Posted By Graham Kibble-White On Saturday, July 1, 2000 @ 12:01 am In | No Comments

An introduction to Doctor Who by Graham Kibble-White

First published July 2000

An introduction to Doctor Who? A redundant exercise really, as surely no one requires a potted history, a few pointers, a who’s Who on this series? But, a modicum of scene-setting is required here: and that is to explain just why OTT has decided to cover Doctor Who. Not that Who is somehow unworthy; in fact it’s quite the opposite and we will welcome resultant, disgruntled e-mails telling us we’re “unworthy of the diamond logo”. It’s just that part of the OTT remit is, and I quote, “to cover programmes and subjects that are perhaps underrepresented on the ‘net.”
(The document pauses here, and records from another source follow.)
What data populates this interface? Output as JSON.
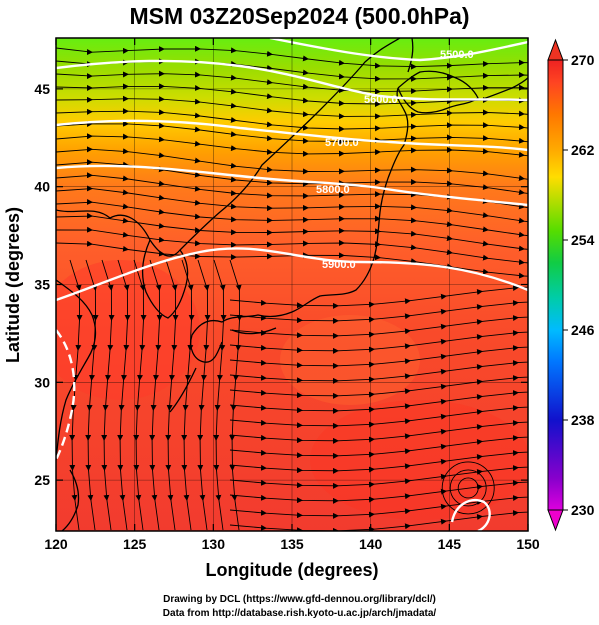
{
  "title": "MSM 03Z20Sep2024 (500.0hPa)",
  "map": {
    "xlabel": "Longitude (degrees)",
    "ylabel": "Latitude  (degrees)",
    "xlim": [
      120,
      150
    ],
    "ylim": [
      22.4,
      47.6
    ],
    "xticks": [
      120,
      125,
      130,
      135,
      140,
      145,
      150
    ],
    "yticks": [
      25,
      30,
      35,
      40,
      45
    ],
    "field": "temperature (K), shaded",
    "contours": [
      {
        "label": "5900.0",
        "lat_west": 34.8,
        "lat_east": 36.4
      },
      {
        "label": "5800.0",
        "lat_west": 41.3,
        "lat_east": 39.8
      },
      {
        "label": "5700.0",
        "lat_west": 43.3,
        "lat_east": 42.6
      },
      {
        "label": "5600.0",
        "lat_west": 46.0,
        "lat_east": 45.4
      },
      {
        "label": "5500.0",
        "lat_west": 47.6,
        "lat_east": 47.2
      }
    ],
    "low_center": {
      "lon": 146.2,
      "lat": 24.6
    }
  },
  "colorbar": {
    "min": 230,
    "max": 270,
    "labels": [
      "270",
      "262",
      "254",
      "246",
      "238",
      "230"
    ],
    "stops": [
      "#dd00dd",
      "#8800cc",
      "#1111cc",
      "#0077ff",
      "#00bbff",
      "#00ccaa",
      "#11cc44",
      "#55dd00",
      "#aadd00",
      "#ffdd00",
      "#ffaa00",
      "#ff7700",
      "#ff4422",
      "#ee2222"
    ]
  },
  "credits": {
    "line1": "Drawing by DCL (https://www.gfd-dennou.org/library/dcl/)",
    "line2": "Data from http://database.rish.kyoto-u.ac.jp/arch/jmadata/"
  }
}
Throw the phrase “Doctor Who” at a search engine and you will get in the region of 31,560 hits. Who is no shrinking violet online. Additionally, it has it’s own monthly publication and it’s spawned numerous novelizations and reference books. There’s a lot out there on Doctor Who. However, to not include the series on the site felt too arbitrary an omission. We profess here to study and represent contemporary and classic British TV and therefore the absence of Doctor Who was causing a creditability problem. Like it or not, the programme had to be addressed.
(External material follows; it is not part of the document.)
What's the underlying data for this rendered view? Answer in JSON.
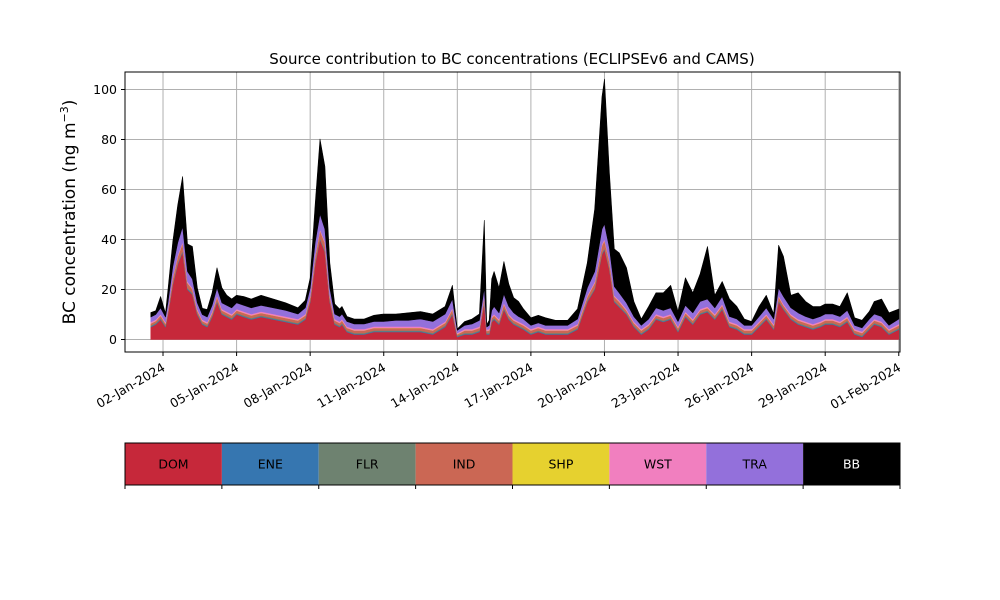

It’s not the easiest series to get one’s teeth into, in fact. There’s something about Who that brings about a blank panic in the writer; it’s the guv’nor of telly. Additionally, one knows that whatever one produces will be up for the most painstaking scrutiny and – even more unnerving – comparison with the reams of material already out there.

The brief for contributing to OTT’s Doctor Who section was simply to try and find something new to say about the series. Come up with a new take. With this in mind a Stalinist dictate was issued, forbidding the use of certain phrases and ideas that have become something of a cliché in Who parlance and a writer’s crutch. Perhaps it was overly anxious to ban “the Pertwee era” or references to the show’s last producer as “JNT”, but we hope that this has contributed to the adoption of a new mindset in writing about the programme. If not, then it will at least perhaps provide the more au fait Who reader with some base amusement in trying to spot which phrases and ideas we purposefully avoided.

Happy – as they say – times and places.